The end of the mandates, Mr. Zeldin fully acknowledged on Friday, is the main reason the CBO and other analysts have said that the number of insured people nationwide will drop by 14 million people or more nationwide in the first year that the Obamacare requirements are lifted. The CBO estimates that the number could rise to 24 million by 2026—mostly due to individuals opting to not carry health insurance.
“That’s one of the realities—if they aren’t forced to, some people will chose to not buy health coverage,” the congressman said. “But those are important principles, which I agree with—I don’t support the ACA individual mandate and employers mandate.”
Mr. Zeldin said that while the GOP plans would roll back the federal subsidies that helped states expand their Medicaid programs, those who have received Medicaid under Obamacare would not suddenly see their benefits yanked away. The current legislation, he said on Friday, would continue the federal contribution to Medicaid through 2019, and anyone who is enrolled before then would continue to receive a subsidy even after the federal plan halts new support.
Numerous nonpartisan groups that have reviewed the plan have said that some Medicaid recipients—about five million nationwide, according to an estimate by the Kaiser Family Foundation—would lose coverage immediately simply because states would not be able to maintain the programs that had allowed them to qualify for Medicaid for the first time under the ACA.
For seniors, the congressman said, the GOP plan would not be an “age tax,” as the most dramatic criticisms have said. He touted the age-graded tax credits the bill offers, which go up with age, and said that, in New York at least, the pairing of state law and the federal tax credits would be a boon for seniors. But premiums for older citizens have been forecast to go up steeply under the new plan, because it reduces limits on how much insurance companies can raise rates for their older, more illness prone, customers.
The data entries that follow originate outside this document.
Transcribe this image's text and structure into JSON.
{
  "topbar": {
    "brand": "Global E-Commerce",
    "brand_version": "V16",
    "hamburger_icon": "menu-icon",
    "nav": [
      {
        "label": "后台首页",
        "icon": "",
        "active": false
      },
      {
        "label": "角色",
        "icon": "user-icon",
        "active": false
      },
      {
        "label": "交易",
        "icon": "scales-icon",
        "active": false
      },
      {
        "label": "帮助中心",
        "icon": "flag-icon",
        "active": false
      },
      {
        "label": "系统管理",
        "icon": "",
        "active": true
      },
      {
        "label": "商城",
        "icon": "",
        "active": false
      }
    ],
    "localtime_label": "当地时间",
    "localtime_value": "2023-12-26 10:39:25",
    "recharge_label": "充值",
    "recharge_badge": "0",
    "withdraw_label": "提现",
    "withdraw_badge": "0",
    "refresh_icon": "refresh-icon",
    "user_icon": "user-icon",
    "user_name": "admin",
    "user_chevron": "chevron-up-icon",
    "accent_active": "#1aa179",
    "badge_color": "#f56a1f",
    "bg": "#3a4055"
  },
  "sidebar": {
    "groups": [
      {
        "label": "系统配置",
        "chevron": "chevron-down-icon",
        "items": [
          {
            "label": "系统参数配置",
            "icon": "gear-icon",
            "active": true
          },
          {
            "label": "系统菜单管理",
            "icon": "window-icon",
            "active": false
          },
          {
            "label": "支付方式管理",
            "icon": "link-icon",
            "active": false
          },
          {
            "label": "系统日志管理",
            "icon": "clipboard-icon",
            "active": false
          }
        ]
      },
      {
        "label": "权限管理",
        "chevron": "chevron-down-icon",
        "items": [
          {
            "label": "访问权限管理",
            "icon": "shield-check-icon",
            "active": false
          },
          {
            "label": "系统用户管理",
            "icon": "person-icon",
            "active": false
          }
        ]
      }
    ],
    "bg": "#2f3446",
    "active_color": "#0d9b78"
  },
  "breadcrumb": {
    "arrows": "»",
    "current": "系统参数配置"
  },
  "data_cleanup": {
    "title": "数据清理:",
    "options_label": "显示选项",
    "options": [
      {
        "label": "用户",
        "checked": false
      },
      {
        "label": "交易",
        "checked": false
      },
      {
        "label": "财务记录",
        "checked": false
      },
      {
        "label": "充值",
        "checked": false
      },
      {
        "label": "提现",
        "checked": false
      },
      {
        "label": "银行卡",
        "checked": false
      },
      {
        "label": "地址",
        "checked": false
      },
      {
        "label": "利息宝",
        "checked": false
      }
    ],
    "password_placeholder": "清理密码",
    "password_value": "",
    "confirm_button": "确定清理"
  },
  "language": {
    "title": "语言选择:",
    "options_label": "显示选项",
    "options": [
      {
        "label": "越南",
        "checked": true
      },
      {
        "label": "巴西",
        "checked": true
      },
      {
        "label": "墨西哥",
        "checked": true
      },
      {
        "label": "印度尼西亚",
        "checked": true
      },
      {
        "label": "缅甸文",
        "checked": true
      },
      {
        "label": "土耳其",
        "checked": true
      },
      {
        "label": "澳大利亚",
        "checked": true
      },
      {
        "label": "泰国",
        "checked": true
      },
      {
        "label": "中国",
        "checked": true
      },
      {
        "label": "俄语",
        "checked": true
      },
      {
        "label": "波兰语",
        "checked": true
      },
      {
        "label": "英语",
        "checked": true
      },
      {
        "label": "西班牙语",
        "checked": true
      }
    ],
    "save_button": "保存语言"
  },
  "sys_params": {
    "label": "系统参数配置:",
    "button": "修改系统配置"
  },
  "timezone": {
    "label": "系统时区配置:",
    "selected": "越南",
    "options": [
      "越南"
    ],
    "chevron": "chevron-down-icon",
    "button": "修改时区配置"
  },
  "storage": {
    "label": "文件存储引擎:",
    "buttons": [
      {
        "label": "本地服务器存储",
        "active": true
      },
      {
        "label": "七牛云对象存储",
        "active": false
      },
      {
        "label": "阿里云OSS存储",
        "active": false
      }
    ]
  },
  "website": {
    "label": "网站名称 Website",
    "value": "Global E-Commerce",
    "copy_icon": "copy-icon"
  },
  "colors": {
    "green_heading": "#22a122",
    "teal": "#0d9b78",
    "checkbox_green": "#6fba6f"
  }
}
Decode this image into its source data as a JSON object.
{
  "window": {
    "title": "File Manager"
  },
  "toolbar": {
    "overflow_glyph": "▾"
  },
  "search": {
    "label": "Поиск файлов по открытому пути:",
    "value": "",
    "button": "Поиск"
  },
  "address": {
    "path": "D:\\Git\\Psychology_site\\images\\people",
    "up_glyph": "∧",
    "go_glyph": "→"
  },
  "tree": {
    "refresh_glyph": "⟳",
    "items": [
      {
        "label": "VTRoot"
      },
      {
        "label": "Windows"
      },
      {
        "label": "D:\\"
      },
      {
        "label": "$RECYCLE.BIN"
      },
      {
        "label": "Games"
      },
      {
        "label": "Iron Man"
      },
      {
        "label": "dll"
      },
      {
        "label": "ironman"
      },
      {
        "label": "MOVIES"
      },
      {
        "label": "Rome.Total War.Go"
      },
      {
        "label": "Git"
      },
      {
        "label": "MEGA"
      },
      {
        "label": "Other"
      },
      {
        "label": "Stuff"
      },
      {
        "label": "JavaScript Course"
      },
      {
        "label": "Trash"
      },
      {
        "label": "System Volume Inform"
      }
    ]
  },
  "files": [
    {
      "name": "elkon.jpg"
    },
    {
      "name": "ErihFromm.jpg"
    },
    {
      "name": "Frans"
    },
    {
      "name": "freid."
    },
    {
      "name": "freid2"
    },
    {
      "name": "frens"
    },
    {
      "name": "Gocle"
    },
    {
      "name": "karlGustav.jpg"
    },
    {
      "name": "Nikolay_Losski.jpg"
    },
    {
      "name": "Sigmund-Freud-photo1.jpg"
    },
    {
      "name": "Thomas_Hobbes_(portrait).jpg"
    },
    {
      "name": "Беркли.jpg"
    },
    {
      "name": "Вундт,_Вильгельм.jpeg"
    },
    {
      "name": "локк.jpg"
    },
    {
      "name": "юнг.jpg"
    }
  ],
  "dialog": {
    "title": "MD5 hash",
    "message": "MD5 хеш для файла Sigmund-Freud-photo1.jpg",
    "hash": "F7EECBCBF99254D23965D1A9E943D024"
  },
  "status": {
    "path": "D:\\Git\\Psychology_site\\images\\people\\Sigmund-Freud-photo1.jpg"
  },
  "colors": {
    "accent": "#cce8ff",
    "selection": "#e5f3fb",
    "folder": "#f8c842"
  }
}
Mr. Zeldin also defended the bill against those painting it as a tax cut for the wealthy, saying the GOP approach simply removes all the mandates and tax penalties in the ACA—which includes mandates and penalties on corporations and very wealthy individuals. He noted that the proposal leaves the so-called “Cadillac tax,” an additional tariff scheduled to go into effect in 2020 on the most robust and expensive health care plans. The Republican bill delays implementation to 2025.
But health care analysts also note that the GOP plan delays some taxes on high-priced health plans and relies heavily on increasing the amount of before-tax deductions an individual can take for putting income into dedicated medical care funds—to as much as $13,000, levels that most say would only be fully exploited by the wealthy.
Mr. Zeldin has been highlighting in interviews, and in an email to constituents last week in support of the health care legislation, that the CBO has forecast that premiums under the Republicans’ approach would decline by 10 percent by 2026.
“As far as costs go, the CBO scoring has premiums reducing between now and 2026 by an average of 10 percent,” Mr. Zeldin told The Press in a phone interview on Friday morning. “That’s pretty outstanding.”
But the CBO report itself seems to say only that premiums would be 10 percent less than projections of premiums if the current law remained in place over that time period.
Mr. Zeldin noted that his party’s proposal on health care is still evolving, almost daily, and will likely go through a number of tweaks before coming to a vote in the House, and even more before the Senate could approve its own version. As the current legislation is merely a budget-based reconciliation bill, the long-term vision of improving health care coverage would still have future legislation on tap.
“This is one step of a three-step process,” Mr. Zeldin said. “The second step will include administrative actions at the executive level, and third would be new legislation. I’m hoping that as these steps are completed, we are moving to a better reality that has more affordable choices with higher quality coverage.”